Disparities of eating habits among different countries also mushroom into another area of Halacha. When certain foods are cooked, Halacha requires that a Jew be involved in the cooking, a rule called Bishul Akum. Only foods that are not eaten raw are subject to this requirement, and the status of mushrooms remains the subject of discussion in this regard. The Shach (Y.D. 113 s.k. 2) assumes that mushrooms are indeed subject to the rules of Bishul Akum because, in his days, mushrooms were only eaten cooked, which seems to be the current custom in Eretz Yisroel. As such, most Hashgachos in Eretz Yisroel require that canned mushrooms be Bishul Yisroel (cooked by a Jew). In North America, however, it is obvious that mushrooms are readily eaten raw (just look at any salad bar!), and the consensus of most Poskim is that the status of what is eaten raw is based upon the custom in each country. As such, most Hashgachos in North America accept canned mushrooms without Bishul Yisroel.

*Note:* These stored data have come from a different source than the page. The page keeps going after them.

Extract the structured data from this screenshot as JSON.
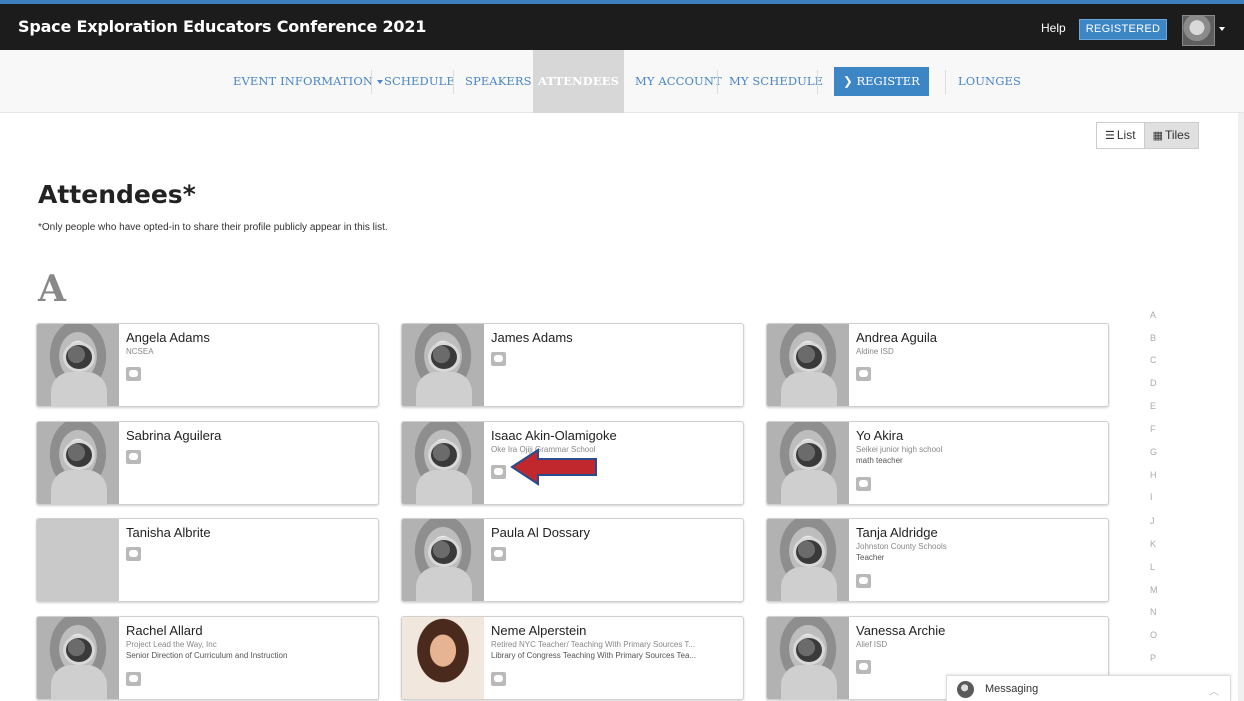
{
  "header": {
    "title": "Space Exploration Educators Conference 2021",
    "help": "Help",
    "registered": "REGISTERED"
  },
  "nav": {
    "event_information": "EVENT INFORMATION",
    "schedule": "SCHEDULE",
    "speakers": "SPEAKERS",
    "attendees": "ATTENDEES",
    "my_account": "MY ACCOUNT",
    "my_schedule": "MY SCHEDULE",
    "register": "REGISTER",
    "lounges": "LOUNGES"
  },
  "view": {
    "list": "List",
    "tiles": "Tiles",
    "selected": "Tiles"
  },
  "page": {
    "title": "Attendees*",
    "note": "*Only people who have opted-in to share their profile publicly appear in this list.",
    "section": "A"
  },
  "attendees": [
    {
      "name": "Angela Adams",
      "org": "NCSEA",
      "title": ""
    },
    {
      "name": "James Adams",
      "org": "",
      "title": ""
    },
    {
      "name": "Andrea Aguila",
      "org": "Aldine ISD",
      "title": ""
    },
    {
      "name": "Sabrina Aguilera",
      "org": "",
      "title": ""
    },
    {
      "name": "Isaac Akin-Olamigoke",
      "org": "Oke Ira Ojiji Grammar School",
      "title": ""
    },
    {
      "name": "Yo Akira",
      "org": "Seikei junior high school",
      "title": "math teacher"
    },
    {
      "name": "Tanisha Albrite",
      "org": "",
      "title": ""
    },
    {
      "name": "Paula Al Dossary",
      "org": "",
      "title": ""
    },
    {
      "name": "Tanja Aldridge",
      "org": "Johnston County Schools",
      "title": "Teacher"
    },
    {
      "name": "Rachel Allard",
      "org": "Project Lead the Way, Inc",
      "title": "Senior Direction of Curriculum and Instruction"
    },
    {
      "name": "Neme Alperstein",
      "org": "Retired NYC Teacher/ Teaching With Primary Sources T...",
      "title": "Library of Congress Teaching With Primary Sources Tea..."
    },
    {
      "name": "Vanessa Archie",
      "org": "Alief ISD",
      "title": ""
    }
  ],
  "alphabet": [
    "A",
    "B",
    "C",
    "D",
    "E",
    "F",
    "G",
    "H",
    "I",
    "J",
    "K",
    "L",
    "M",
    "N",
    "O",
    "P"
  ],
  "messaging": {
    "label": "Messaging"
  },
  "icons": [
    "user-avatar-icon",
    "caret-down-icon",
    "list-icon",
    "tiles-icon",
    "chat-icon",
    "chevron-right-icon",
    "chevron-up-icon"
  ],
  "colors": {
    "accent": "#3d86c6",
    "topbar": "#1c1c1c",
    "annotation_arrow": "#c0282d"
  }
}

The Talmud (Shabbos 30b) relates that Rabban Gamliel was teaching his students about the wondrous events that would take place at the time of redemption. In one example he notes that the Land of Israel will produce fresh cakes every morning, basing this on the verse in Tehillim (72:16) “May there be abundant grain on the earth of the mountaintops”. When one of his disciples expressed skepticism on the feasibility of such a miracle, Rabban Gamliel merely told him to look at the mushrooms that sprout from the ground overnight. The Avnei Nezer (O.C. 111) explains that the allusion to mushrooms was more than just a convenient example. From the time of Adam, the earth was cursed and man was condemned to work for his food – “By the sweat of your brow thou shalt eat bread” (Bereishis 3:19). As we have seen, mushrooms differ from conventional vegetation in that they do not grow from the ground, and therefore, according to the Avnei Nezer are considered a source of blessing untainted by the curse bestowed upon the earth. Mushrooms come from the ground “ready-to-eat” without the need for further processing, as do grains, and he explains the Bracha of Rabban Gamliel to mean that, in the future, all grain will be similarly blessed. The Halachos of mushrooms, therefore, should serve as a tantalizing mor(s)el in our understanding of Halacha and Kashrus.